I hope they put the suicide nets outside the windows (a la China's Foxconn).

Anonymous said...

It will be interesting when we lose tenure. Teachers will be moveing in and out like crazy. Will teachers even qualify with the currentt climate of job security in education. If leases are signed will fired teachers be held responsible for annual leases? Now teachers pay will go to building owners (political cronies?) instead of unions in the future. This is creepy.

Anonymous said...

FOXCONN for teachers. That was my first thought too. God help us all.

Anonymous said...

Not only creepy but one step removed from what a cult would require of its members. The dorm concept is more in line with college or the military, but hey these 'recruits' are fighting a mission- a fool's errand. I always found that no matter how devoted I was to my work, I didn't want to live nearby nor in close proximity to my colleagues or other teachers. Call me selfish, but I needed some "me-time".

Anonymous said...

If you're going to build something, at least do in the 'burbs where the students have a fighting chance.

jcg said...

Investing in US public schools is chump change for the likes of Goldman Sachs and Wall St investment firms. Why invest in education and teacher villages? Maybe this statement by Jamie Dimon of JP Morgan Chase is a clue:

"McKinsey did a report that showed that the credit needs of multinationals are going to double in the next ten years,” he said. “The net worth of the world is going to double in the next decade. Institutional funding will double in the next ten years.We’re a store, you can buy bonds, FX, advice—we provide great products at a great price. That store is not going to go away. If you’re a big, smart investor and we can give you the best price and the best service, you’ll still be coming here, just like Wal-Mart and Costco.”"

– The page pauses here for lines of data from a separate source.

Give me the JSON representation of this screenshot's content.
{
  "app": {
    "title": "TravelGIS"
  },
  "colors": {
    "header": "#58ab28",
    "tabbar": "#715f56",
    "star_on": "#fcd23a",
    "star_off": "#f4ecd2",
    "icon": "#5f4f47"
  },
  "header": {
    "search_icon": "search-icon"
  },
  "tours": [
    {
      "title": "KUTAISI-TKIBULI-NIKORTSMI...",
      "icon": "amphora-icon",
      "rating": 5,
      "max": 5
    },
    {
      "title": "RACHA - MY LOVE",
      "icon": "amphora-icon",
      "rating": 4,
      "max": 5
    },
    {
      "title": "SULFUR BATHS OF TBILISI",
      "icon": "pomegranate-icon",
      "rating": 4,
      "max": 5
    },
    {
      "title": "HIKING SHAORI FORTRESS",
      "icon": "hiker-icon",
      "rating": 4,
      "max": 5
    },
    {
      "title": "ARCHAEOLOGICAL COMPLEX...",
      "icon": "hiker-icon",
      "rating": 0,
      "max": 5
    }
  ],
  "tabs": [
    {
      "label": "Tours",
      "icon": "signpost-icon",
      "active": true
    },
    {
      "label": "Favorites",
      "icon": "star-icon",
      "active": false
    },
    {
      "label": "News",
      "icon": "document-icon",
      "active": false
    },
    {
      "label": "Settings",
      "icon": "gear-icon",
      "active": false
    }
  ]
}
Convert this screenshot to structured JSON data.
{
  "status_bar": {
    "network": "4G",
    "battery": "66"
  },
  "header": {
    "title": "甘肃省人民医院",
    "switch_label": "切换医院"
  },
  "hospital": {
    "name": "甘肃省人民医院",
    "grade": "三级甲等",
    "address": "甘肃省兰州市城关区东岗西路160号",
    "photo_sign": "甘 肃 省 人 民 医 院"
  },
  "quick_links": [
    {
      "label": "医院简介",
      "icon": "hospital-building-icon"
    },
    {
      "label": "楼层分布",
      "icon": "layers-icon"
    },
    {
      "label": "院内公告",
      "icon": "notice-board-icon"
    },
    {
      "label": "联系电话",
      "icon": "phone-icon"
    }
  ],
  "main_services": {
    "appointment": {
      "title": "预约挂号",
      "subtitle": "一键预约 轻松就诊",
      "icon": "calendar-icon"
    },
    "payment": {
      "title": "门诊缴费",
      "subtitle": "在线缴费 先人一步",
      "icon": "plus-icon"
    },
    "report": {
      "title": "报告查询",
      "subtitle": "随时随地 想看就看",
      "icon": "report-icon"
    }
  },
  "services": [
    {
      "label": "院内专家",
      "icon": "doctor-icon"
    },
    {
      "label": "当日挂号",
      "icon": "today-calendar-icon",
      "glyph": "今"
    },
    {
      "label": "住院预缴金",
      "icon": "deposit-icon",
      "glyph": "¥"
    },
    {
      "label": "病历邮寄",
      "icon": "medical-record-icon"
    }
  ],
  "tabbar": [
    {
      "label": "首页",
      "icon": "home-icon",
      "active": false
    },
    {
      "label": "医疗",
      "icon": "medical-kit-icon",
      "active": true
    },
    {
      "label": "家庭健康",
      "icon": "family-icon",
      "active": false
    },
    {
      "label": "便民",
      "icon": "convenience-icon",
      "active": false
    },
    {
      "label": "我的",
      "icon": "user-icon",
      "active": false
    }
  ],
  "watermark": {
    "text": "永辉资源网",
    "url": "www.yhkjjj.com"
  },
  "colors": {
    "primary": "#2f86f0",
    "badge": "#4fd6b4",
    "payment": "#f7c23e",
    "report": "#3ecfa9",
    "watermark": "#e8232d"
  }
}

The industry's fancy derivatives and outrageous leverage are going away and now they're looking to scale up and replicate 'education' across the globe. Cheap, efficient, and quickly replicable product.

Duke said...

Thx, everyone. Yes, this is creepy and weird, and more so the more I dig into it. Stand by.

Rodger's mom said...

The dystopian future has arrived. (The music score beats, "I sold my soul to the company store...")

witkacy said...

On first reading in the Star Ledger of Meier's participation in this project, and seeing the nifty computer-generated renderings (of a strange shiny new land not resembling Newark NJ on Planet Earth), I was instantly skeptical and suspicious. The skepticism was well-prepped by my having read then-Councilman Cory Booker's old speech to the right-wing Manhattan Institute and the subsequent love-letters various M.I. people had written re what was to be Mayor Booker's shiny, new privatization frontier of corporate tax abatements and charter schools.

This whole scenario - with the "native" starchitect, the corporate-sponsored "village" (Potemkin village?) nestled in the state's largest city--it's been a long time in the making...

Teacher Mom said...

"St. Peter don't you call because I can't go. I owe my soul to the company store."